Les questions clés de l’anamnèse en présence de symptômes de vertige portent sur les domaines suivants [3] : Type de vertige, symptômes associés, évolution dans le temps, facteur déclenchant, début. Les causes sous-jacentes des vertiges peuvent être classées en trois sous-groupes : neuro-otologiques, internes, psychiatriques [4]. Une anamnèse ciblée et un simple examen neurologique permettent de classer les symptômes de vertige dans l’une des catégories principales suivantes [5] : Les vertiges avec illusion de mouvement (“vertigo”) et nystagmus indiquent une cause vestibulaire et sont différenciés davantage en fonction de la durée des crises et distingués en troubles d’origine périphérique et centrale. Les vertiges sans illusion de mouvement (vertiges diffus, “dizziness”) sont différenciés en vertiges présyncopaux, psychophysiques ou multisensoriels en fonction des résultats de la médecine générale (situation circulatoire, appareil locomoteur, etc.) et de l’examen neurologique. Selon la Barany Society, les trois principaux syndromes vestibulaires peuvent être classés comme suit en fonction de leur évolution dans le temps [6] :
- Syndrome vestibulaire aigu (SVA) : >24h (jours à semaines) : névrite vestibulaire, accident vasculaire cérébral, etc.
- Syndrome vestibulaire épisodique (SVE) : <24h (secondes à heures) ; syndrome dépendant de la position ; présence d’un déclencheur (par ex. mouvement/position de la tête) : Maladie de Menière, migraine vestibulaire, AIT, dysrégulation orthostatique, etc.
- Syndrome vestibulaire chronique (SVC) : mois à années (vertiges permanents) : vestibulopathie bilatérale, maladies neurodégénératives cérébelleuses, vertiges fonctionnels, etc.
La maladie de Menière est une maladie de l’oreille interne d’origine inconnue, caractérisée par des crises de vertiges rotatoires, une perte auditive fluctuante, des acouphènes et une sensation de pression dans l’oreille [7,8]. Selon les critères diagnostiques de plusieurs sociétés savantes internationales, il s’agit presque certainement de la maladie de Menière en présence des symptômes suivants : au moins deux crises de vertige rotatoire d’une durée de 20 min à 12 heures ; perte auditive neurosensorielle unilatérale dans les basses et moyennes fréquences sur au moins un audiogramme tonal réalisé pendant ou après une crise ; symptômes otologiques fluctuants (perte auditive, acouphènes, sensation de pression) dans l’oreille atteinte ; aucun autre diagnostic pouvant expliquer les symptômes. Le diagnostic de la maladie de Menière est moins certain mais plus probable si les critères suivants sont remplis : au moins deux crises de vertige rotatoire d’une durée de 20 min à 24 heures ; symptômes otologiques fluctuants (perte auditive, acouphènes, sensation de pression) dans l’oreille affectée ; aucun autre diagnostic pouvant expliquer les symptômes.

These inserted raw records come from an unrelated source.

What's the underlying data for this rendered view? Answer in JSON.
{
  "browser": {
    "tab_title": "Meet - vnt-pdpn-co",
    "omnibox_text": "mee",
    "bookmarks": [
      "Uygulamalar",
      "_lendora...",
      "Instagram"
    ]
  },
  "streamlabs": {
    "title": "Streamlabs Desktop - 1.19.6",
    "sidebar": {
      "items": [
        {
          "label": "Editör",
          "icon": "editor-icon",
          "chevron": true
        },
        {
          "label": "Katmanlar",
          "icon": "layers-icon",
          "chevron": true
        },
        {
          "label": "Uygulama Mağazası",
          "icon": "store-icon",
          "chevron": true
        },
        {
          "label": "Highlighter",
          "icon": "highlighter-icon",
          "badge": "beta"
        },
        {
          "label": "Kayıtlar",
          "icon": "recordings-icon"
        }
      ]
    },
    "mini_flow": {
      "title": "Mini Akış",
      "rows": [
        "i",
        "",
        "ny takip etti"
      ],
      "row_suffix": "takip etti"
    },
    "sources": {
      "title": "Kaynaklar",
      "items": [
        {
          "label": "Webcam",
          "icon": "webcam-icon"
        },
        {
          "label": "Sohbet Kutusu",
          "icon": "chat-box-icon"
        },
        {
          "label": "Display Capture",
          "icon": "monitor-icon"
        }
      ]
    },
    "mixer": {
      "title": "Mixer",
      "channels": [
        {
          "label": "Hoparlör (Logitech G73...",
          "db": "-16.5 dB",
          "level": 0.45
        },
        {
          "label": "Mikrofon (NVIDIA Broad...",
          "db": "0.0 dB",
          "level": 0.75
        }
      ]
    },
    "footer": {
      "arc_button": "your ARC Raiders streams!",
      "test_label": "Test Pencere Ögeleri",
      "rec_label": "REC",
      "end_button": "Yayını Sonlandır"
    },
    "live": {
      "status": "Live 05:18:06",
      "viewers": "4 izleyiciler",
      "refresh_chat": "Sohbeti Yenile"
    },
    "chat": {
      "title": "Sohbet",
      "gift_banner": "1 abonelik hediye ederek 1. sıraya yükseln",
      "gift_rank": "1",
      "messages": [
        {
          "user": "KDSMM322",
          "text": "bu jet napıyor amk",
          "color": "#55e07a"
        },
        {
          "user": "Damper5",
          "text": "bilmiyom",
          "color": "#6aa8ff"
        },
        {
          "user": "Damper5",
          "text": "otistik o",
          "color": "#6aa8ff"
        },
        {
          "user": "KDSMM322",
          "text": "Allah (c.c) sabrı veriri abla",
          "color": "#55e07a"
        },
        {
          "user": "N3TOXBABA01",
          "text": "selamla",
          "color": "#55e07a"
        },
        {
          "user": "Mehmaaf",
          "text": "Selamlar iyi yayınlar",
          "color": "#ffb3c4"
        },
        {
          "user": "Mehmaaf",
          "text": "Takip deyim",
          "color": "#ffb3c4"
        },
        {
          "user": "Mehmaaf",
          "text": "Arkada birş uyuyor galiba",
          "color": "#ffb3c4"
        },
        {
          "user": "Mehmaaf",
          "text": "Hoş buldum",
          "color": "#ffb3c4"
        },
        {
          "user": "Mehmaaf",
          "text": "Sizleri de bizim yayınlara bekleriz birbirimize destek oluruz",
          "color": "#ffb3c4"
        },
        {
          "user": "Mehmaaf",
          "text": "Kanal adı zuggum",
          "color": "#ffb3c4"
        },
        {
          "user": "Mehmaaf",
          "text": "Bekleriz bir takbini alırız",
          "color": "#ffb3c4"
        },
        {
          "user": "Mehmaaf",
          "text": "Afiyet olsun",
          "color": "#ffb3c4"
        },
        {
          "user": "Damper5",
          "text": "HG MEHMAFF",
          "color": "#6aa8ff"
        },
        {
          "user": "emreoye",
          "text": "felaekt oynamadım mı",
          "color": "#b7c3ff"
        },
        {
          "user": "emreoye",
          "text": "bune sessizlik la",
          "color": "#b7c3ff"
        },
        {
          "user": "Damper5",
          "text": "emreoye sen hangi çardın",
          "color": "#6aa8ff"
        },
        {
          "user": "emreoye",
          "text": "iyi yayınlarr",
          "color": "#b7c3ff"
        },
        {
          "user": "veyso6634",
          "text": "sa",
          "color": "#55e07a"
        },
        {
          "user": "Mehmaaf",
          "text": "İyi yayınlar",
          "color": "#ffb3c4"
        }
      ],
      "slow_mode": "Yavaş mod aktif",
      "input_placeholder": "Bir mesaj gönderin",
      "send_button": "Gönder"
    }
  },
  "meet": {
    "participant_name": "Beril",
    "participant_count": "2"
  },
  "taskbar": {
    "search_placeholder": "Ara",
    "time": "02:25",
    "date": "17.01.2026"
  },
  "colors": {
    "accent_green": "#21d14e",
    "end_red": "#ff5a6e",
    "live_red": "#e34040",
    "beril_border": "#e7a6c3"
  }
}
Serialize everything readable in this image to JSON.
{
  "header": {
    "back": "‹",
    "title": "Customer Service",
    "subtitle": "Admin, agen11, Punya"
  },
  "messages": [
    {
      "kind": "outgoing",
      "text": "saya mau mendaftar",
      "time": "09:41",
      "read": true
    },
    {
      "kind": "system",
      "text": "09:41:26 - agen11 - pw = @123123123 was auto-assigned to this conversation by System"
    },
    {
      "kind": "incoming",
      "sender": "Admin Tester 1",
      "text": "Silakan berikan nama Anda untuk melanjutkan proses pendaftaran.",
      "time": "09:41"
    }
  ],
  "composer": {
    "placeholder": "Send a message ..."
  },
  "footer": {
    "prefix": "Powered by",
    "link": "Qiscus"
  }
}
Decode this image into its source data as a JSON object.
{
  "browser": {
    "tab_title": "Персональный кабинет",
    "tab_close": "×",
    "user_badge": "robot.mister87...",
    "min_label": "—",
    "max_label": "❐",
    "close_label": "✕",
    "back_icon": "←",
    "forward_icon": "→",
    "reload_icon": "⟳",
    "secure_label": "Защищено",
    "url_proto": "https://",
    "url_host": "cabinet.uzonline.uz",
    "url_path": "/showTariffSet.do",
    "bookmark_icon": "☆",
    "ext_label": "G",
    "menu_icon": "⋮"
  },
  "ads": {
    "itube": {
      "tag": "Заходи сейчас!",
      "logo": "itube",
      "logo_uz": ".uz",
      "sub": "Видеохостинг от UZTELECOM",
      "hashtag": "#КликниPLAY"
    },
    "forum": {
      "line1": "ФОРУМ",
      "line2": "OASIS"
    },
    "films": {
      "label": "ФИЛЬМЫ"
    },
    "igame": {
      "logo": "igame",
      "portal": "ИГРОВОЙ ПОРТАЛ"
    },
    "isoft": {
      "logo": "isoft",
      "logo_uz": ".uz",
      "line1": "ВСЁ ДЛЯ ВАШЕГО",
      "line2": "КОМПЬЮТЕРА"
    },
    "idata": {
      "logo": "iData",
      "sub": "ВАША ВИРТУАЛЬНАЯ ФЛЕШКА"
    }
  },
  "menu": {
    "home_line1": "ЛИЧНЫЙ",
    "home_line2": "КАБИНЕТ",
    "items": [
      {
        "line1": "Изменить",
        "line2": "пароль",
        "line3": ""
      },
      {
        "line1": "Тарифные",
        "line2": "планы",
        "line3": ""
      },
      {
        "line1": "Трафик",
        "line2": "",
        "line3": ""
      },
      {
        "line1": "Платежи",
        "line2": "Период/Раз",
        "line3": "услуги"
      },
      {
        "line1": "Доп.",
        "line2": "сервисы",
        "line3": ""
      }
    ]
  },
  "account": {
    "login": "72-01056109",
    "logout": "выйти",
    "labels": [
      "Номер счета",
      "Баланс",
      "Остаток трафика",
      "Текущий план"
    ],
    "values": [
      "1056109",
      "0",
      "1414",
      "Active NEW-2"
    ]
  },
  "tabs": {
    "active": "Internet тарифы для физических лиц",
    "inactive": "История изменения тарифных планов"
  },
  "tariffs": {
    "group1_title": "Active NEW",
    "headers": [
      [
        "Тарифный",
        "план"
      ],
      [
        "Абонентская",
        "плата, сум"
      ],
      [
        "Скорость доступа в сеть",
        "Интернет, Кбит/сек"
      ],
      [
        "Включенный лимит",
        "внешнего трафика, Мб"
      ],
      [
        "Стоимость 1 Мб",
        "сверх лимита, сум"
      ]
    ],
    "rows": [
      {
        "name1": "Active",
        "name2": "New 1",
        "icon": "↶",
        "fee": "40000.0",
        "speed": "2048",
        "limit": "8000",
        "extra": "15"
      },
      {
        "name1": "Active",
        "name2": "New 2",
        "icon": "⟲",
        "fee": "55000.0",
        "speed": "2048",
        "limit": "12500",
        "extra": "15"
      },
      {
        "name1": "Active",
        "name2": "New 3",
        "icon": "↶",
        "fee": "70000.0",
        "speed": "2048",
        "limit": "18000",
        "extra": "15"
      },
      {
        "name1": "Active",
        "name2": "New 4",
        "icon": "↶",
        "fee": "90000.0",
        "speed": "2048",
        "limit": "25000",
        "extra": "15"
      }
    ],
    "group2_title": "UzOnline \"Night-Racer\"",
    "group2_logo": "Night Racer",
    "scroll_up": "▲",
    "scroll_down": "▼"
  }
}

“HINTS” révélateur en cas de vertiges aigus
Pour différencier les causes périphériques et centrales du syndrome vestibulaire aigu, la vérification de la triade dite HINTS (test d’impulsion de la tête, nystagmus de la direction du regard, divergence verticale) est un élément de diagnostic. En ce qui concerne les symptômes associés, les symptômes suivants indiquent des causes vestibulaires : Nausées, vomissements, troubles de l’équilibre, oscillopsies. Si des anomalies neurologiques apparaissent en même temps que les vertiges, il faut supposer que la cause se trouve dans le système nerveux central. En cas de troubles de l’audition, d’acouphènes et d’hypersensibilité de l’oreille, il est très probable que les symptômes de vertige soient dus à un problème de l’oreille interne. Les maux de tête et la sensibilité à la lumière sont des symptômes typiques qui accompagnent les migraines. Si les patients ont les yeux noirs, il faut envisager un vertige orthostatique ou une présyncope. Palpitations, tremblements et panique peuvent survenir dans le cadre d’un problème phobique d’origine fonctionnelle (autrefois appelé “vertige psychogène”), de même que les troubles de l’équilibre. L’anamnèse médicamenteuse doit également être détaillée chez les patients âgés souffrant de vertiges. Les vertiges sont un effet secondaire possible des médicaments de différentes classes de substances. Cela peut être vérifié à l’aide d’une liste de médicaments que les patients prennent régulièrement.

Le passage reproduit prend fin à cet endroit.